As you would expect of something as culturally important (in the popular sense, calm down art and history lovers) as The Sopranos, several of it’s themes and motifs were replicated to great effect. A number of TV shows have used the iconic opening and logo in parody. The below Simpsons parody is a great example of how highly regarded it was. Also who can hear Alabama 3’s Woke Up This Morning and not smell the cigar smoke circulating around the inside of Tony’s SUV?
With the continued proliferation of shitty reality TV and 24hr sexualised, sensationalized, commercialised news broadcasting, it’s easy to lose sight of the fact that lovers of quality TV have never had it so good. The loss of such a great talent, and so early, is always hard to bear. What James Gandolfini left behind though was a performance and character that redefined what could be achieved in 1 hour television episodes. Even if you didn’t like The Sopranos, I can guarantee that somewhere along the line you’ve invested yourself in a story that owes something to what David Chase and co did for those 8 years.
High Point (SPOILER)
It’s hard to pick out specific high points from a series that had so many long running and overlapping arcs. I guess a favourite of mine though would be the short run of episodes immediately following Tony being shot where the writers got to explore his neurosis from a new and unique angle.

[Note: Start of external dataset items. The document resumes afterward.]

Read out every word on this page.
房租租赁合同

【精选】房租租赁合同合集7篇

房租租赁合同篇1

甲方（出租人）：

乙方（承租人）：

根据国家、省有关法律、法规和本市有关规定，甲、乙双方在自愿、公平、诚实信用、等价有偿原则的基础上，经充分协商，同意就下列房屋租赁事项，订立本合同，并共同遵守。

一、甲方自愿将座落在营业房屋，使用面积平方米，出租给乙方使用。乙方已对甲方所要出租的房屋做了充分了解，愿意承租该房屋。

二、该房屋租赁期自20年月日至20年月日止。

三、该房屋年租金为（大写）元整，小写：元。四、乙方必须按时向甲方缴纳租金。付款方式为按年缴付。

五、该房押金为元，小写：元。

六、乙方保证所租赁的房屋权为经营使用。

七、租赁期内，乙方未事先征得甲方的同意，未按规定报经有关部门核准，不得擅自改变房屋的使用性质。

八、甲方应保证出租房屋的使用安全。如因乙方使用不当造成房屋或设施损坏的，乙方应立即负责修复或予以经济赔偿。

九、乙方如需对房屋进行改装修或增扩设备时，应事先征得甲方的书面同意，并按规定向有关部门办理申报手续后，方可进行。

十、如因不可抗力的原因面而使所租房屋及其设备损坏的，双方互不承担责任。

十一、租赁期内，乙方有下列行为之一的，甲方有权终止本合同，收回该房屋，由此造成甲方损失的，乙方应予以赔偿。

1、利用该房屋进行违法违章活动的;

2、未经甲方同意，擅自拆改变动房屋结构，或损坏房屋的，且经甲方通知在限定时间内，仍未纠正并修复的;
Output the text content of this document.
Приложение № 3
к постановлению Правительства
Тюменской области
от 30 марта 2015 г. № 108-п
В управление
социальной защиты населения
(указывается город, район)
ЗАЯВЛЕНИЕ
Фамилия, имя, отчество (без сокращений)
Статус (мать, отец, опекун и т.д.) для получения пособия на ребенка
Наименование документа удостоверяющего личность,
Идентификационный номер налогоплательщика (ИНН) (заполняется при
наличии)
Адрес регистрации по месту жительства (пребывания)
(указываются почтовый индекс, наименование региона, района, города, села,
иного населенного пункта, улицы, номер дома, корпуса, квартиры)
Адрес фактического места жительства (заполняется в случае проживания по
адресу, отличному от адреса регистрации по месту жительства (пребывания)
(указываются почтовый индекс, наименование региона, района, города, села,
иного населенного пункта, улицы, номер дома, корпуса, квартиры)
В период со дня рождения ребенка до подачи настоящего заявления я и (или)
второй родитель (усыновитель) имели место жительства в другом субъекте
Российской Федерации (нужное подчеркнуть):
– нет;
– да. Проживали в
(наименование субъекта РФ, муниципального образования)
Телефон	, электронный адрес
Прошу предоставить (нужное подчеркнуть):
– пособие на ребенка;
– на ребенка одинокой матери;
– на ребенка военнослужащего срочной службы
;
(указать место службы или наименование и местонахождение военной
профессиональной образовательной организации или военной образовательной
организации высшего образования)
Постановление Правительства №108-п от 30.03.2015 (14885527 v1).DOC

It was almost Lynchian in it’s approach and showed how diverse the show’s style could be. A quick second would be the story arc involving a mob boss outed as gay who finds himself starting a new gay life on the run in New Hampshire.
Did it end too soon?
All good things must come to an end and The Sopranos was no exception. By the time it concluded it felt like a natural end. Within those 7 seasons they explored pretty much all they could and anything more would have felt unnecessary. The final episode famously gained a lot of hate for failing to wrap things up. Personally I think it was a great open ended way to let the viewer finish their own version of the Soprano story.
One of the defining TV series of our time, on repeat viewing it doesn’t feel dated or outdone by the programmes it has subsequently inspired. Watching it again, or for the first time, is a fantastically enjoyable way to remember, in James Gandolfini, one of the most talented character actors of his generation.